Taliban armed with suicide vests, guns and rockets stormed a heavily fortified airfield in Afghanistan where Prince Harry is deployed, killing two US Marines and attacking aircraft in a major security breach.
The militia, which is leading a 10-year insurgency against 117,000 NATO troops, said it carried out the assault to avenge a US-made film deemed insulting to Islam that has sparked deadly riots across the Middle East and North Africa.
The attack on Camp Bastion in southern Helmand province, one of the toughest battlegrounds of the war, started at 10:15 pm (1745 GMT) on Friday, said US Army Major Adam Wojack.
The base was cleared of enemy fighters on Saturday morning, he added.
Prince Harry was never in danger, officials confirmed. Although the Taliban have vowed to kill the third in line to the British throne, one of its spokesmen told AFP that the assault "had nothing to do with the prince".
General Sayed Malook, head of the Afghan army in the south, said a suicide bomber blew himself up, blasting a hole in the perimeter wall and allowing insurgents to storm inside with guns and rocket-propelled grenades.
"As soon as they entered the base, fighting started. Afghan forces were not involved, they only helped to extinguish the fire," Malook told AFP.
A fuel reservoir and an aircraft hangar were set alight and it took until dawn to extinguish the blaze, he said.

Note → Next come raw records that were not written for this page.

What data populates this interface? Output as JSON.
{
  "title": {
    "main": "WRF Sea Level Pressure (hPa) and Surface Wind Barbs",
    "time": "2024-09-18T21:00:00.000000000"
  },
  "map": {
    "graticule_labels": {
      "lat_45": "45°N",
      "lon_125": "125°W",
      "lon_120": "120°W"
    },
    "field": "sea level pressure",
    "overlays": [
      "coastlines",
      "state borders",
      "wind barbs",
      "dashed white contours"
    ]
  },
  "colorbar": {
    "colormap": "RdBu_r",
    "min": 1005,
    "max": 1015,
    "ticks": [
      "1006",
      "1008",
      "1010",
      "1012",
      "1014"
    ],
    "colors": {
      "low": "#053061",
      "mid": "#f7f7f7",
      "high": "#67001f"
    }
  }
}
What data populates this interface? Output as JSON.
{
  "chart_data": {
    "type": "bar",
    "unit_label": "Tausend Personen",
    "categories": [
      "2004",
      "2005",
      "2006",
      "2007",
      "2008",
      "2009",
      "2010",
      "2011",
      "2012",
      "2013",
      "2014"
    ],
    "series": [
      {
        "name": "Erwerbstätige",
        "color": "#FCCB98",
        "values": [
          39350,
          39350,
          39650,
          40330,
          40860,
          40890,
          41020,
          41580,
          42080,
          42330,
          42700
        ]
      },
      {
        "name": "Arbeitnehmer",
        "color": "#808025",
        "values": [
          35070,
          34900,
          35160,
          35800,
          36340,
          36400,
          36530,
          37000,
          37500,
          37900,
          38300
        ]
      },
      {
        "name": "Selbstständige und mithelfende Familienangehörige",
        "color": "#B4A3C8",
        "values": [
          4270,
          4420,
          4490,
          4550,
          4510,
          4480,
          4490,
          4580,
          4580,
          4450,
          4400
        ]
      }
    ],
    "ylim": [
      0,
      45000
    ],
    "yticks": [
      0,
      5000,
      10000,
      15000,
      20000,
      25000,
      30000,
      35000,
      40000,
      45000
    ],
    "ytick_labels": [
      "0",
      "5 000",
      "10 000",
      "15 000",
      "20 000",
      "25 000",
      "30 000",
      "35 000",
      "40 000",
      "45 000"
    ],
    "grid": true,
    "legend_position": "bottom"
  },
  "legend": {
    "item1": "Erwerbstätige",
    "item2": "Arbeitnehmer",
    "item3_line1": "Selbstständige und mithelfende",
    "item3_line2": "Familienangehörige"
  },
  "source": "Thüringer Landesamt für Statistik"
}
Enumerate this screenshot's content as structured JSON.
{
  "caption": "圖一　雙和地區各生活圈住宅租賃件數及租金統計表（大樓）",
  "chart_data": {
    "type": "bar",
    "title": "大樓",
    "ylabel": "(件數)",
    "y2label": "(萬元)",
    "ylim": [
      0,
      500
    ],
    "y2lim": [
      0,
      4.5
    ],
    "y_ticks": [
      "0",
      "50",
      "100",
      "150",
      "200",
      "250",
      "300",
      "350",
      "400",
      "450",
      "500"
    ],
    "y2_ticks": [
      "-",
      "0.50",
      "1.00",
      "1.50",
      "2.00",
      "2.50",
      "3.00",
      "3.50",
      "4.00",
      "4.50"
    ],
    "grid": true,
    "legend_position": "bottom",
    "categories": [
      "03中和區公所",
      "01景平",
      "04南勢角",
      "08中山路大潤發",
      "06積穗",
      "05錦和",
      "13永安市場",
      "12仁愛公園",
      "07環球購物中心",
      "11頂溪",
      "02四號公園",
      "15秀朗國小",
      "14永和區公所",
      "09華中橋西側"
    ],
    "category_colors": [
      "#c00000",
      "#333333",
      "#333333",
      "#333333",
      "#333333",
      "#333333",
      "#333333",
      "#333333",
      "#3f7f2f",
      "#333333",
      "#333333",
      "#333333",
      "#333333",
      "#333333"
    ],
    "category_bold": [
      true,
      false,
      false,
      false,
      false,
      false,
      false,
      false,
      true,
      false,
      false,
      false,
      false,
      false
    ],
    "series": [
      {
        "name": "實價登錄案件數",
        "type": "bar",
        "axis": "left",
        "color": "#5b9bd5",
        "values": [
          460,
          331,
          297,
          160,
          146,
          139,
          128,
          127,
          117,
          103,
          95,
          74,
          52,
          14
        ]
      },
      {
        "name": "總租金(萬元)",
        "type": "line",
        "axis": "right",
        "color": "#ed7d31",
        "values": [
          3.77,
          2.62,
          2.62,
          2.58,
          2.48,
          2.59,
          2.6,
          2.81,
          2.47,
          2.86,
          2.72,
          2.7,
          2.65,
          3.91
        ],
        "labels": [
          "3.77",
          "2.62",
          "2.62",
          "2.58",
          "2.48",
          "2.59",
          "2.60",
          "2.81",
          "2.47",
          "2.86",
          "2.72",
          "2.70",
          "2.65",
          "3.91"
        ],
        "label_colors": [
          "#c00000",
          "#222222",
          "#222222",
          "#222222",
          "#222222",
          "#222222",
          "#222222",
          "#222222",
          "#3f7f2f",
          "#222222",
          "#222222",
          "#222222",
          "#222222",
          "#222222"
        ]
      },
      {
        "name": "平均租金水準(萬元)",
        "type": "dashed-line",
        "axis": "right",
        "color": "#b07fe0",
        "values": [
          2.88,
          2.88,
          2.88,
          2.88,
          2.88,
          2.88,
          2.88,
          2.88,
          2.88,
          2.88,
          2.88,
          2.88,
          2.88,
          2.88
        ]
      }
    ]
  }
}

The US-led NATO forces said multiple aircraft and "structures" were damaged in the assault on the airfield, which is used by both American and British forces.
Eighteen insurgents were killed -- including the suicide bomber -- and another was wounded and captured, said Wojack. They were dressed in camouflage, he said, but declined to say whether they were Afghan army uniforms.
A defence official in Washington said two US Marines were killed. NATO's US-led International Security Assistance Force said some personnel were wounded, but gave no details in line with policy.
The British defence ministry described the attack, on the eastern side of the runway, as "significant" but a spokesman said the attackers got "nowhere near" the prince as he was in lockdown with other soldiers at the base.
The ministry reiterated that Harry's presence in Afghanistan was constantly being reviewed.
The brazen attack is likely to raise serious questions about how insurgents managed to penetrate such a massive logistics hub in the desert, which in June Britain said was home to 28,000 soldiers.
In March, an Afghan man died after trying to ram a truck into US Marines waiting on the tarmac to greet US Secretary of Defence Leon Panetta as he flew into Camp Bastion.
There are growing concerns about Afghan personnel opening fire on their NATO colleagues, and two more were killed in Helmand provincial capital Lashkar Gah on Saturday, bringing to 47 the number of Western soldiers killed in such attacks so far this year.
The attacker was killed in return fire, the military said, refusing to disclose the nationality of the victims, though a Pentagon official said the two dead were not believed to be US troops.
The assailant was believed to be a member of the controversial Afghan Local Police force, which US special forces stopped training this month in order to vet about 1,000 recruits.
A Taliban spokesman claimed Friday's Bastion attack was waged to avenge a low-budget American YouTube film, "Innocence of Muslims", which has incited a furious wave of deadly anti-American violence in Yemen, Libya and Sudan, and protests in many other countries.
"A number of mujahideen fighters have carried out suicide attacks on Camp Bastion in Helmand in revenge for the insulting movie by the Americans," spokesman Qari Yousuf Ahmadi told AFP by telephone.
But the Taliban this week also vowed to kill Prince Harry, who is deployed at the base as an Apache helicopter pilot, and who celebrates his 28th birthday on Saturday.
In 2008 Harry was hastily withdrawn from Afghanistan when a news blackout surrounding his deployment on the ground directing aircraft in attacks on Taliban positions, was broken.
This time, however, the government released images of him in Afghanistan from the start, saying that any risk "has been, and will continue to be, assessed".
The Taliban have stepped up attacks as NATO hands responsibility to Afghan forces and accelerates a phased withdrawal that will see most Western troops leave the country by the end of 2014.
Around 330 Western troops have been killed in Afghanistan so far this year, according to the iCasualties website, 253 of them American.